Kathy's hot water chocolate cake
16 Servings
Ingredients
Quantity | Ingredient | |
---|---|---|
2 | cups | Unbleached Flour; Sifted |
½ | cup | Baking Cocoa |
2 | teaspoons | Baking Soda |
½ | teaspoon | Salt |
½ | cup | Butter Or Regular Margarine |
1½ | cup | Sugar |
2 | larges | Eggs |
½ | cup | Milk |
1 | teaspoon | Vanilla Extract |
1 | cup | Boiling Water |
2 | ounces | Unsweetened Baking Chocolate |
3 | cups | Confectioners' Sugar; Sifted |
⅓ | cup | Butter Or Margarine;Softened |
3 | tablespoons | Milk |
1 | teaspoon | Vanilla Extract |
Directions
FLUFFY CHOCOLATE FROSTING
Sift the flour, coco, baking soda, and salt together, in a small bowl, and set aside. Cream the butter and sugar, in a large mixing bowl, until light and fluffy, using an electric mixer set on medium speed. Add the eggs, one at a time, blending well after each addition. Blend in the milk and vanilla. Stir the dry ingredients in, using an electric mixer set on low speed, then gradually add the boiling water, stirring until smooth. Pour the batter into a greased 13 X 9 X 2-inch baking pan. Bake in a preheated 325 Degree F.

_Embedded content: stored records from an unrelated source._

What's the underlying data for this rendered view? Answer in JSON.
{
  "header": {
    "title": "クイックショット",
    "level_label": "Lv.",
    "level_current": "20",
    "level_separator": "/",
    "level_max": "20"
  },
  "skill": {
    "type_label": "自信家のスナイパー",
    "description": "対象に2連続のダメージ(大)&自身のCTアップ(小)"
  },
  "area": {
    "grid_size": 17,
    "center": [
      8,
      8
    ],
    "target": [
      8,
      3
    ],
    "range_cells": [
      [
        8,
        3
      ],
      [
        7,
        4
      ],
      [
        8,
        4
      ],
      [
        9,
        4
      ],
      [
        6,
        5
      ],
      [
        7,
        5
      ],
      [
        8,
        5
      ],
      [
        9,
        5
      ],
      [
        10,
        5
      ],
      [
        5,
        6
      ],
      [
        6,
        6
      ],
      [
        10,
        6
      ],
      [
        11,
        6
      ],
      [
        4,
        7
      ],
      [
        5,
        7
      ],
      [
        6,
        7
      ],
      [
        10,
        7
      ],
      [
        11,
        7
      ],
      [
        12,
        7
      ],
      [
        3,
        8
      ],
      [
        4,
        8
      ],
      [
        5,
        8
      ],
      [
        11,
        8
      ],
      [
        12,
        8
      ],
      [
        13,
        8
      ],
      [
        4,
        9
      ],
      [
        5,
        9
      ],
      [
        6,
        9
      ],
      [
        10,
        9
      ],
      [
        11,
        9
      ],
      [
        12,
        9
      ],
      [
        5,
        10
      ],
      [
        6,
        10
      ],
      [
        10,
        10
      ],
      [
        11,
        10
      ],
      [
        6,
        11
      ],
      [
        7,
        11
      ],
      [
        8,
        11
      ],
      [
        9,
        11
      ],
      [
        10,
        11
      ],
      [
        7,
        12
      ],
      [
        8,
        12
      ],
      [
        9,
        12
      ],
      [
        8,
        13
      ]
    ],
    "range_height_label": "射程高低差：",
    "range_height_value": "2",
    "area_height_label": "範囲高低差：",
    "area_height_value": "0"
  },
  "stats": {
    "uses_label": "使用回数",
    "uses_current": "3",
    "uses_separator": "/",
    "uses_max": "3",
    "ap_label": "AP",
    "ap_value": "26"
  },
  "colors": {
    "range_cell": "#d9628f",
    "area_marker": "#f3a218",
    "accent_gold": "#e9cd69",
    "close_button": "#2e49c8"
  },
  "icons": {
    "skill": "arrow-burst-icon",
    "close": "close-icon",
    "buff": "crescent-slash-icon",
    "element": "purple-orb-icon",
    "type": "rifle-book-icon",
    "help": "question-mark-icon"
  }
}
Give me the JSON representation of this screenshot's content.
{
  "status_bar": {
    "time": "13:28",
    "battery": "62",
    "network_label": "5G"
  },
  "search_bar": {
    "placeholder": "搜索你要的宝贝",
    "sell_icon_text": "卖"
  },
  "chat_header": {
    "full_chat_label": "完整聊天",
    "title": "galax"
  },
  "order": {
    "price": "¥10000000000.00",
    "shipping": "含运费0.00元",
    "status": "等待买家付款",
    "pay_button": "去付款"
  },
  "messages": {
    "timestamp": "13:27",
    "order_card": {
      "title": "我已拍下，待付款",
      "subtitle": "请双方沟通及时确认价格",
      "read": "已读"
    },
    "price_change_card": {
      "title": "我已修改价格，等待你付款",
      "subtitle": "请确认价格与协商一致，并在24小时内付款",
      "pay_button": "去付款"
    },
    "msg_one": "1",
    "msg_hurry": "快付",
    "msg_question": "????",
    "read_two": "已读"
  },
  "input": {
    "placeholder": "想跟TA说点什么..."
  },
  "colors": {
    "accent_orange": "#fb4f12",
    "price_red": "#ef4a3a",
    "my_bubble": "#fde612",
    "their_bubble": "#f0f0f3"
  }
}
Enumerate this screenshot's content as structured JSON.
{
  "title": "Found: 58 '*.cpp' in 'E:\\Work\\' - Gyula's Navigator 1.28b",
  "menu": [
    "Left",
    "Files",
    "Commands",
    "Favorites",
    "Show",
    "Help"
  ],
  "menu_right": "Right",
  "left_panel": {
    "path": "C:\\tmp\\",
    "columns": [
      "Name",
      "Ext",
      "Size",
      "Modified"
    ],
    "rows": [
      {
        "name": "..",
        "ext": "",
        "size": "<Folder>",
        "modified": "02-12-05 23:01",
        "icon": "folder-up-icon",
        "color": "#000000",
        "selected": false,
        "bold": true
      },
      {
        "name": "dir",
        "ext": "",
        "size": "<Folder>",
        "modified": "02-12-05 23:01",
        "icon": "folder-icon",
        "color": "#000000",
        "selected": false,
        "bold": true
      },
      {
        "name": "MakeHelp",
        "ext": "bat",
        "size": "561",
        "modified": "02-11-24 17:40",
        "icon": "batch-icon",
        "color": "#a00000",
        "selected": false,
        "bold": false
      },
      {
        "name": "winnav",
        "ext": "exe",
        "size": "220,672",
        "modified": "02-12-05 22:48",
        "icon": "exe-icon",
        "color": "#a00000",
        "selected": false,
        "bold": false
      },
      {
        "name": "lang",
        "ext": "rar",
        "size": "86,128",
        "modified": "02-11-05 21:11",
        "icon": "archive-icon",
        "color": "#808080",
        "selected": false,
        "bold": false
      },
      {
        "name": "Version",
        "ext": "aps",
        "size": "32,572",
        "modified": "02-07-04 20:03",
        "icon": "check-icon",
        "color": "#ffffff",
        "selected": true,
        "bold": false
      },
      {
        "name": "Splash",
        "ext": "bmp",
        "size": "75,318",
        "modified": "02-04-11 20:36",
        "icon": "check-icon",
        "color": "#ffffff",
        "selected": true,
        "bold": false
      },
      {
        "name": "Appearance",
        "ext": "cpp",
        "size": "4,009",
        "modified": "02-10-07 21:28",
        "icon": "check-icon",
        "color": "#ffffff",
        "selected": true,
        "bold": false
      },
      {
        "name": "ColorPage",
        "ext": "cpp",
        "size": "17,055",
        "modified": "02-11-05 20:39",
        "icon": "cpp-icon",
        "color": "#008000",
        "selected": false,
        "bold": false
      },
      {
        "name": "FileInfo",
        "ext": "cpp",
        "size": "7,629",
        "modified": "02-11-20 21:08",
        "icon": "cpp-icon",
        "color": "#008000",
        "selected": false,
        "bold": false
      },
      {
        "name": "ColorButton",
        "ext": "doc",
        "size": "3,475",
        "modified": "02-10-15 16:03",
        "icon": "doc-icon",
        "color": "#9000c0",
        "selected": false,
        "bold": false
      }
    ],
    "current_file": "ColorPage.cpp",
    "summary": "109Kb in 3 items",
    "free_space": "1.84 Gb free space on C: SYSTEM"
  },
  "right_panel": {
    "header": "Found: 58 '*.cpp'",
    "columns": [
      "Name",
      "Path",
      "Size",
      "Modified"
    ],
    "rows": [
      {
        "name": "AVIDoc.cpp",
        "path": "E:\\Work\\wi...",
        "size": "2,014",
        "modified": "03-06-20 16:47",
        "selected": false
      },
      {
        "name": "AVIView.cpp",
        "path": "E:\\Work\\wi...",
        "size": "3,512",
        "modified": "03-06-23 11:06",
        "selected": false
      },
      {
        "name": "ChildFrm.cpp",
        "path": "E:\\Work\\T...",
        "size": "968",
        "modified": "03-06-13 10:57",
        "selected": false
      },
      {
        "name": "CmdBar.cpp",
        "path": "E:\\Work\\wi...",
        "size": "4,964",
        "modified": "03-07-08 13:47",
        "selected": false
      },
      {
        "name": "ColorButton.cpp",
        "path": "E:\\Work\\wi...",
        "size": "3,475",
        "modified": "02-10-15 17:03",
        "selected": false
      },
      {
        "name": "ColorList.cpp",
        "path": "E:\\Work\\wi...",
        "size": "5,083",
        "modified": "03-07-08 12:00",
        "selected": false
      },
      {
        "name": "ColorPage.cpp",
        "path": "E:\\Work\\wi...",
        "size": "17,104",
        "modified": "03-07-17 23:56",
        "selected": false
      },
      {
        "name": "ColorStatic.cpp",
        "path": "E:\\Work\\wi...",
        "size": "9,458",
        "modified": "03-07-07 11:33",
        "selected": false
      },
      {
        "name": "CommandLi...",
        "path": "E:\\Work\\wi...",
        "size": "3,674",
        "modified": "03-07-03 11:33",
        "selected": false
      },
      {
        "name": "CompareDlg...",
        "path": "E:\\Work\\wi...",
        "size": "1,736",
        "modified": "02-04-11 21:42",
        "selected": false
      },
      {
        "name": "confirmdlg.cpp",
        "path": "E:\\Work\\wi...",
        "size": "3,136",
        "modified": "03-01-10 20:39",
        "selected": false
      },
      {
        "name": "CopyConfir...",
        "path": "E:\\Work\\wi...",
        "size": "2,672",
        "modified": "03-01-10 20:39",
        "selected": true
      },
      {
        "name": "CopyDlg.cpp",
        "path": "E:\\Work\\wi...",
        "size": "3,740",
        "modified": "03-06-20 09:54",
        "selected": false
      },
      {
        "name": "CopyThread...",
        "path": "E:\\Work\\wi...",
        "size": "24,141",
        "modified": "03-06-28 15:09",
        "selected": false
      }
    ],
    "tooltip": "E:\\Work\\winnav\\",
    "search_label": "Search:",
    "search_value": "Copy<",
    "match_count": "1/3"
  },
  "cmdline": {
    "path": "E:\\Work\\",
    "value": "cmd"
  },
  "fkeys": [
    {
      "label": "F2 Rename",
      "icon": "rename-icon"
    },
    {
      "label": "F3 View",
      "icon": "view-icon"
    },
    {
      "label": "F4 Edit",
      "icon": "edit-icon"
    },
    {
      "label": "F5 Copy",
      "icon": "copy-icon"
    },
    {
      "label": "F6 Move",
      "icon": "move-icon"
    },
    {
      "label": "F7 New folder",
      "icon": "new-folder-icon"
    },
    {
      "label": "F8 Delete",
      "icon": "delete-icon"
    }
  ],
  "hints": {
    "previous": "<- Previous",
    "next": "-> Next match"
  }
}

oven for 35 minutes or until a cake tester or wooden pick inserted in the center of the cake comes out clean. Cool, until cold to the touch, in the pan or on a wire rack. Frost the cake with the Fluffy Chocolate Frosting.
FLUFFY CHOCOLATE FROSTING:
Melt the chocolate, in a small saucepan, over low heat and set aside to cool. Combine the confectioners' sugar, butter, milk, vanilla extract, and melted chocolate together in a medium mixing bowl, beating until smooth and of spreading consistency.